Essentially, the difference between Samsung's system and Apple is that Samsung Pay works with the point of sale equipment already in place in most stores, while Apple Pay requires a dedicated reader.
They will have Microsoft apps pre-installed
While this may be bigger news for Microsoft (NASDAQ:MSFT) and, in a way, Google (NASDAQ:GOOG) (NASDAQ:GOOGL), than it is for Samsung, the S6 phones will come with Microsoft's Skype, OneDrive, and OneNote apps pre-installed in a special "Microsoft Apps" folder that is pinned on the home screen, The Verge reported.
The deal is not exclusive, as numerous Google apps are also installed, but having space on the home screen does remind users that Microsoft makes apps for Android.

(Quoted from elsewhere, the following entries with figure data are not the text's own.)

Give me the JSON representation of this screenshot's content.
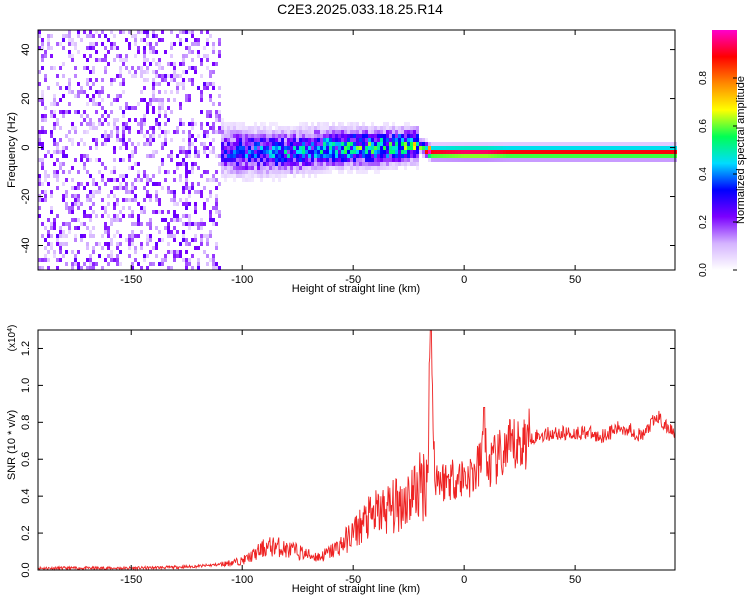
{
  "title": "C2E3.2025.033.18.25.R14",
  "colors": {
    "snr_line": "#ee2222",
    "axis": "#000000"
  },
  "chart_data": [
    {
      "type": "heatmap",
      "xlabel": "Height of straight line (km)",
      "ylabel": "Frequency (Hz)",
      "xlim": [
        -192,
        95
      ],
      "ylim": [
        -50,
        48
      ],
      "x_ticks": [
        -150,
        -100,
        -50,
        0,
        50
      ],
      "y_ticks": [
        -40,
        -20,
        0,
        20,
        40
      ],
      "colorbar": {
        "label": "Normalized spectral amplitude",
        "range": [
          0,
          1
        ],
        "ticks": [
          "0.0",
          "0.2",
          "0.4",
          "0.6",
          "0.8"
        ],
        "tick_values": [
          0.0,
          0.2,
          0.4,
          0.6,
          0.8
        ],
        "colormap": [
          "#ffffff",
          "#d4b3ff",
          "#7b00ff",
          "#0000ff",
          "#00dcff",
          "#00ff55",
          "#ffff00",
          "#ff8800",
          "#ff0000",
          "#ff00cc"
        ]
      },
      "ridge": {
        "x": [
          -190,
          -150,
          -120,
          -100,
          -80,
          -60,
          -40,
          -20,
          -15,
          0,
          10,
          20,
          50,
          95
        ],
        "freq": [
          0,
          0,
          0,
          -2,
          -2,
          0,
          0,
          1,
          -2,
          -2,
          -2,
          -2,
          -2,
          -2
        ],
        "amplitude": [
          0.15,
          0.15,
          0.2,
          0.3,
          0.35,
          0.4,
          0.45,
          0.5,
          0.9,
          0.95,
          0.95,
          0.9,
          0.9,
          0.9
        ]
      }
    },
    {
      "type": "line",
      "xlabel": "Height of straight line (km)",
      "ylabel": "SNR (10 * v/v)",
      "y_multiplier": "(x10",
      "y_multiplier_exp": "4",
      "y_multiplier_close": ")",
      "xlim": [
        -192,
        95
      ],
      "ylim": [
        0,
        1.3
      ],
      "x_ticks": [
        -150,
        -100,
        -50,
        0,
        50
      ],
      "y_ticks": [
        "0.0",
        "0.2",
        "0.4",
        "0.6",
        "0.8",
        "1.0",
        "1.2"
      ],
      "y_tick_values": [
        0.0,
        0.2,
        0.4,
        0.6,
        0.8,
        1.0,
        1.2
      ],
      "series": [
        {
          "x": [
            -192,
            -170,
            -150,
            -130,
            -120,
            -110,
            -100,
            -95,
            -90,
            -85,
            -80,
            -75,
            -70,
            -65,
            -60,
            -55,
            -50,
            -45,
            -40,
            -35,
            -30,
            -25,
            -20,
            -17,
            -16,
            -15,
            -14,
            -13,
            -10,
            -5,
            0,
            5,
            8,
            9,
            10,
            15,
            20,
            25,
            30,
            35,
            40,
            45,
            50,
            55,
            60,
            65,
            70,
            75,
            80,
            85,
            88,
            90,
            95
          ],
          "y": [
            0.01,
            0.01,
            0.01,
            0.015,
            0.02,
            0.03,
            0.05,
            0.08,
            0.12,
            0.13,
            0.11,
            0.1,
            0.08,
            0.07,
            0.1,
            0.14,
            0.2,
            0.26,
            0.3,
            0.33,
            0.35,
            0.4,
            0.45,
            0.5,
            0.7,
            1.3,
            0.75,
            0.52,
            0.48,
            0.5,
            0.5,
            0.52,
            0.6,
            0.88,
            0.55,
            0.6,
            0.65,
            0.68,
            0.72,
            0.73,
            0.74,
            0.74,
            0.74,
            0.75,
            0.72,
            0.74,
            0.77,
            0.76,
            0.72,
            0.8,
            0.83,
            0.78,
            0.75
          ]
        }
      ]
    }
  ]
}
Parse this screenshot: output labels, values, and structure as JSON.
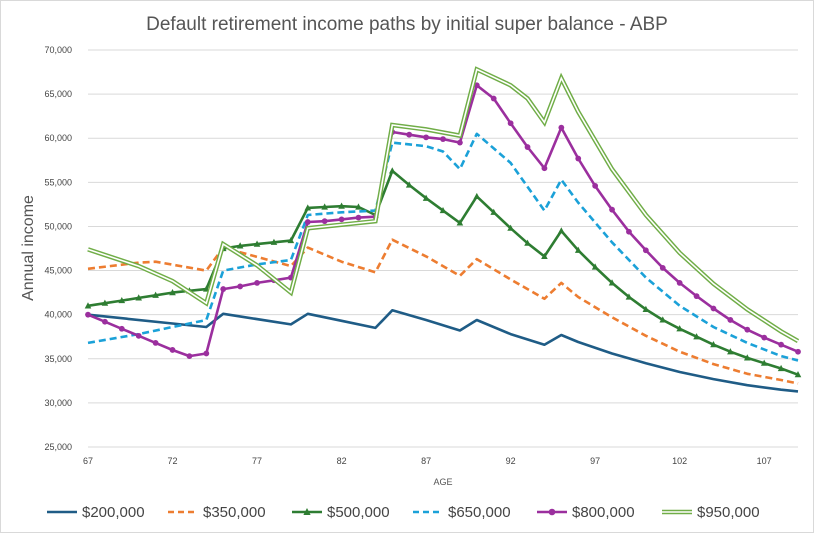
{
  "chart_data": {
    "type": "line",
    "title": "Default retirement income paths by initial super balance - ABP",
    "xlabel": "AGE",
    "ylabel": "Annual income",
    "xlim": [
      67,
      109
    ],
    "ylim": [
      25000,
      70000
    ],
    "x_ticks": [
      67,
      72,
      77,
      82,
      87,
      92,
      97,
      102,
      107
    ],
    "y_ticks": [
      25000,
      30000,
      35000,
      40000,
      45000,
      50000,
      55000,
      60000,
      65000,
      70000
    ],
    "y_tick_labels": [
      "25,000",
      "30,000",
      "35,000",
      "40,000",
      "45,000",
      "50,000",
      "55,000",
      "60,000",
      "65,000",
      "70,000"
    ],
    "grid": true,
    "legend_position": "bottom",
    "series": [
      {
        "name": "$200,000",
        "color": "#1f5c86",
        "style": "solid",
        "points": [
          [
            67,
            40000
          ],
          [
            72,
            39000
          ],
          [
            74,
            38600
          ],
          [
            75,
            40100
          ],
          [
            79,
            38900
          ],
          [
            80,
            40100
          ],
          [
            82,
            39300
          ],
          [
            84,
            38500
          ],
          [
            85,
            40500
          ],
          [
            87,
            39400
          ],
          [
            89,
            38200
          ],
          [
            90,
            39400
          ],
          [
            92,
            37800
          ],
          [
            94,
            36600
          ],
          [
            95,
            37700
          ],
          [
            96,
            36900
          ],
          [
            98,
            35600
          ],
          [
            100,
            34500
          ],
          [
            102,
            33500
          ],
          [
            104,
            32700
          ],
          [
            106,
            32000
          ],
          [
            108,
            31500
          ],
          [
            109,
            31300
          ]
        ]
      },
      {
        "name": "$350,000",
        "color": "#ed7d31",
        "style": "dashed",
        "points": [
          [
            67,
            45200
          ],
          [
            70,
            45900
          ],
          [
            71,
            46000
          ],
          [
            74,
            45000
          ],
          [
            75,
            47600
          ],
          [
            79,
            45500
          ],
          [
            80,
            47600
          ],
          [
            82,
            46000
          ],
          [
            84,
            44800
          ],
          [
            85,
            48500
          ],
          [
            87,
            46600
          ],
          [
            89,
            44400
          ],
          [
            90,
            46300
          ],
          [
            92,
            44000
          ],
          [
            94,
            41800
          ],
          [
            95,
            43600
          ],
          [
            96,
            42000
          ],
          [
            98,
            39700
          ],
          [
            100,
            37600
          ],
          [
            102,
            35800
          ],
          [
            104,
            34400
          ],
          [
            106,
            33300
          ],
          [
            108,
            32600
          ],
          [
            109,
            32200
          ]
        ]
      },
      {
        "name": "$500,000",
        "color": "#2e7d32",
        "style": "solid-triangle",
        "points": [
          [
            67,
            41000
          ],
          [
            68,
            41300
          ],
          [
            69,
            41600
          ],
          [
            70,
            41900
          ],
          [
            71,
            42200
          ],
          [
            72,
            42500
          ],
          [
            73,
            42700
          ],
          [
            74,
            42900
          ],
          [
            75,
            47500
          ],
          [
            76,
            47800
          ],
          [
            77,
            48000
          ],
          [
            78,
            48200
          ],
          [
            79,
            48400
          ],
          [
            80,
            52100
          ],
          [
            81,
            52200
          ],
          [
            82,
            52300
          ],
          [
            83,
            52200
          ],
          [
            84,
            51300
          ],
          [
            85,
            56300
          ],
          [
            86,
            54700
          ],
          [
            87,
            53200
          ],
          [
            88,
            51800
          ],
          [
            89,
            50400
          ],
          [
            90,
            53400
          ],
          [
            91,
            51600
          ],
          [
            92,
            49800
          ],
          [
            93,
            48100
          ],
          [
            94,
            46600
          ],
          [
            95,
            49500
          ],
          [
            96,
            47300
          ],
          [
            97,
            45400
          ],
          [
            98,
            43600
          ],
          [
            99,
            42000
          ],
          [
            100,
            40600
          ],
          [
            101,
            39400
          ],
          [
            102,
            38400
          ],
          [
            103,
            37500
          ],
          [
            104,
            36600
          ],
          [
            105,
            35800
          ],
          [
            106,
            35100
          ],
          [
            107,
            34500
          ],
          [
            108,
            33900
          ],
          [
            109,
            33200
          ]
        ]
      },
      {
        "name": "$650,000",
        "color": "#1ba1d8",
        "style": "dashed",
        "points": [
          [
            67,
            36800
          ],
          [
            70,
            37800
          ],
          [
            72,
            38600
          ],
          [
            74,
            39400
          ],
          [
            75,
            45000
          ],
          [
            77,
            45700
          ],
          [
            79,
            46200
          ],
          [
            80,
            51300
          ],
          [
            82,
            51600
          ],
          [
            84,
            51800
          ],
          [
            85,
            59500
          ],
          [
            87,
            59100
          ],
          [
            88,
            58500
          ],
          [
            89,
            56500
          ],
          [
            90,
            60500
          ],
          [
            92,
            57200
          ],
          [
            93,
            54500
          ],
          [
            94,
            51800
          ],
          [
            95,
            55300
          ],
          [
            96,
            52700
          ],
          [
            98,
            48200
          ],
          [
            100,
            44200
          ],
          [
            102,
            41000
          ],
          [
            104,
            38600
          ],
          [
            106,
            36800
          ],
          [
            108,
            35300
          ],
          [
            109,
            34800
          ]
        ]
      },
      {
        "name": "$800,000",
        "color": "#9b2f9e",
        "style": "solid-circle",
        "points": [
          [
            67,
            40000
          ],
          [
            68,
            39200
          ],
          [
            69,
            38400
          ],
          [
            70,
            37600
          ],
          [
            71,
            36800
          ],
          [
            72,
            36000
          ],
          [
            73,
            35300
          ],
          [
            74,
            35600
          ],
          [
            75,
            42900
          ],
          [
            76,
            43200
          ],
          [
            77,
            43600
          ],
          [
            78,
            43900
          ],
          [
            79,
            44200
          ],
          [
            80,
            50500
          ],
          [
            81,
            50600
          ],
          [
            82,
            50800
          ],
          [
            83,
            51000
          ],
          [
            84,
            51100
          ],
          [
            85,
            60700
          ],
          [
            86,
            60400
          ],
          [
            87,
            60100
          ],
          [
            88,
            59900
          ],
          [
            89,
            59500
          ],
          [
            90,
            66000
          ],
          [
            91,
            64500
          ],
          [
            92,
            61700
          ],
          [
            93,
            59000
          ],
          [
            94,
            56600
          ],
          [
            95,
            61200
          ],
          [
            96,
            57700
          ],
          [
            97,
            54600
          ],
          [
            98,
            51900
          ],
          [
            99,
            49400
          ],
          [
            100,
            47300
          ],
          [
            101,
            45300
          ],
          [
            102,
            43600
          ],
          [
            103,
            42100
          ],
          [
            104,
            40700
          ],
          [
            105,
            39400
          ],
          [
            106,
            38300
          ],
          [
            107,
            37400
          ],
          [
            108,
            36600
          ],
          [
            109,
            35800
          ]
        ]
      },
      {
        "name": "$950,000",
        "color": "#70ad47",
        "style": "double",
        "points": [
          [
            67,
            47400
          ],
          [
            70,
            45500
          ],
          [
            72,
            43800
          ],
          [
            74,
            41300
          ],
          [
            75,
            48000
          ],
          [
            77,
            45600
          ],
          [
            79,
            42500
          ],
          [
            80,
            49800
          ],
          [
            82,
            50200
          ],
          [
            84,
            50600
          ],
          [
            85,
            61500
          ],
          [
            87,
            61000
          ],
          [
            89,
            60300
          ],
          [
            90,
            67800
          ],
          [
            92,
            66000
          ],
          [
            93,
            64500
          ],
          [
            94,
            61800
          ],
          [
            95,
            66800
          ],
          [
            96,
            63000
          ],
          [
            98,
            56500
          ],
          [
            100,
            51300
          ],
          [
            102,
            47000
          ],
          [
            104,
            43500
          ],
          [
            106,
            40600
          ],
          [
            108,
            38100
          ],
          [
            109,
            37000
          ]
        ]
      }
    ]
  }
}
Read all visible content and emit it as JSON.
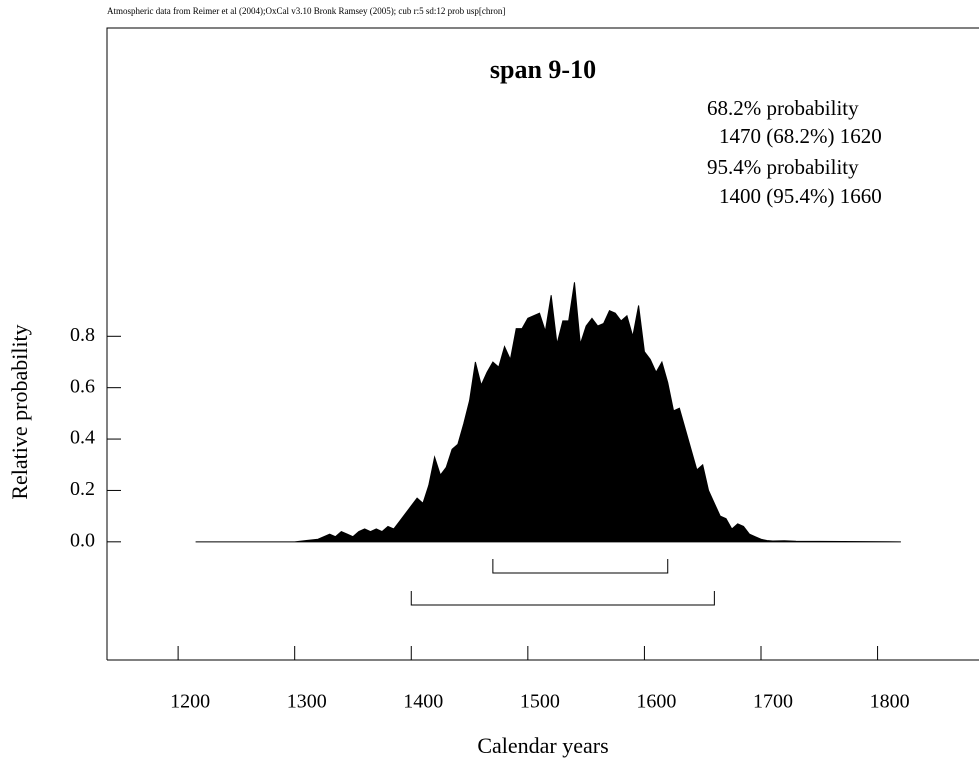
{
  "chart_data": {
    "type": "area",
    "header": "Atmospheric data from Reimer et al (2004);OxCal v3.10 Bronk Ramsey (2005); cub r:5 sd:12 prob usp[chron]",
    "title": "span 9-10",
    "xlabel": "Calendar years",
    "ylabel": "Relative probability",
    "annotations": [
      "68.2% probability",
      "1470 (68.2%) 1620",
      "95.4% probability",
      "1400 (95.4%) 1660"
    ],
    "color": "#000000",
    "xlim": [
      1139,
      1887
    ],
    "ylim": [
      -0.46,
      2.0
    ],
    "xticks": [
      1200,
      1300,
      1400,
      1500,
      1600,
      1700,
      1800
    ],
    "yticks": [
      {
        "value": 0,
        "label": "0.0"
      },
      0.2,
      0.4,
      0.6,
      0.8
    ],
    "x": [
      1215,
      1300,
      1310,
      1320,
      1330,
      1335,
      1340,
      1345,
      1350,
      1355,
      1360,
      1365,
      1370,
      1375,
      1380,
      1385,
      1390,
      1395,
      1400,
      1405,
      1410,
      1415,
      1420,
      1425,
      1430,
      1435,
      1440,
      1445,
      1450,
      1455,
      1460,
      1465,
      1470,
      1475,
      1480,
      1485,
      1490,
      1495,
      1500,
      1505,
      1510,
      1515,
      1520,
      1525,
      1530,
      1535,
      1540,
      1545,
      1550,
      1555,
      1560,
      1565,
      1570,
      1575,
      1580,
      1585,
      1590,
      1595,
      1600,
      1605,
      1610,
      1615,
      1620,
      1625,
      1630,
      1635,
      1640,
      1645,
      1650,
      1655,
      1660,
      1665,
      1670,
      1675,
      1680,
      1685,
      1690,
      1695,
      1700,
      1705,
      1710,
      1720,
      1730,
      1820
    ],
    "values": [
      0,
      0,
      0.005,
      0.01,
      0.03,
      0.02,
      0.04,
      0.03,
      0.02,
      0.04,
      0.05,
      0.04,
      0.05,
      0.04,
      0.06,
      0.05,
      0.08,
      0.11,
      0.14,
      0.17,
      0.15,
      0.22,
      0.33,
      0.26,
      0.29,
      0.36,
      0.38,
      0.46,
      0.55,
      0.7,
      0.61,
      0.66,
      0.7,
      0.68,
      0.76,
      0.71,
      0.83,
      0.83,
      0.87,
      0.88,
      0.89,
      0.82,
      0.96,
      0.77,
      0.86,
      0.86,
      1.01,
      0.77,
      0.84,
      0.87,
      0.84,
      0.85,
      0.9,
      0.89,
      0.86,
      0.88,
      0.8,
      0.92,
      0.74,
      0.71,
      0.66,
      0.7,
      0.62,
      0.51,
      0.52,
      0.44,
      0.36,
      0.28,
      0.3,
      0.2,
      0.15,
      0.1,
      0.09,
      0.05,
      0.07,
      0.06,
      0.03,
      0.02,
      0.01,
      0.005,
      0.003,
      0.004,
      0.002,
      0
    ],
    "ranges": [
      {
        "from": 1470,
        "to": 1620
      },
      {
        "from": 1400,
        "to": 1660
      }
    ]
  }
}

This is not quite as big for Microsoft as if its Office apps had been pre-installed, as had been rumored before the official unveil, but those were not installed on the phones shown in Barcelona.
However, this is a key move for Microsoft that shows the company's increasing willingness to think outside of its own ecosystem in order to grow use of its flagship software.
Apple is the target
There were thinly veiled jabs at Apple throughout the presentation, and Young-Hee Lee, the mobile division's marketing head, took another when she talked about the phones' use of Corning's Gorilla Glass 4 and "the special metal" used to make the phones. She claimed that the metal was "50% stronger" than the metal used in other high-end smartphones.
"My first language may not be engineering," she said, "but I do know that stuff will not bend."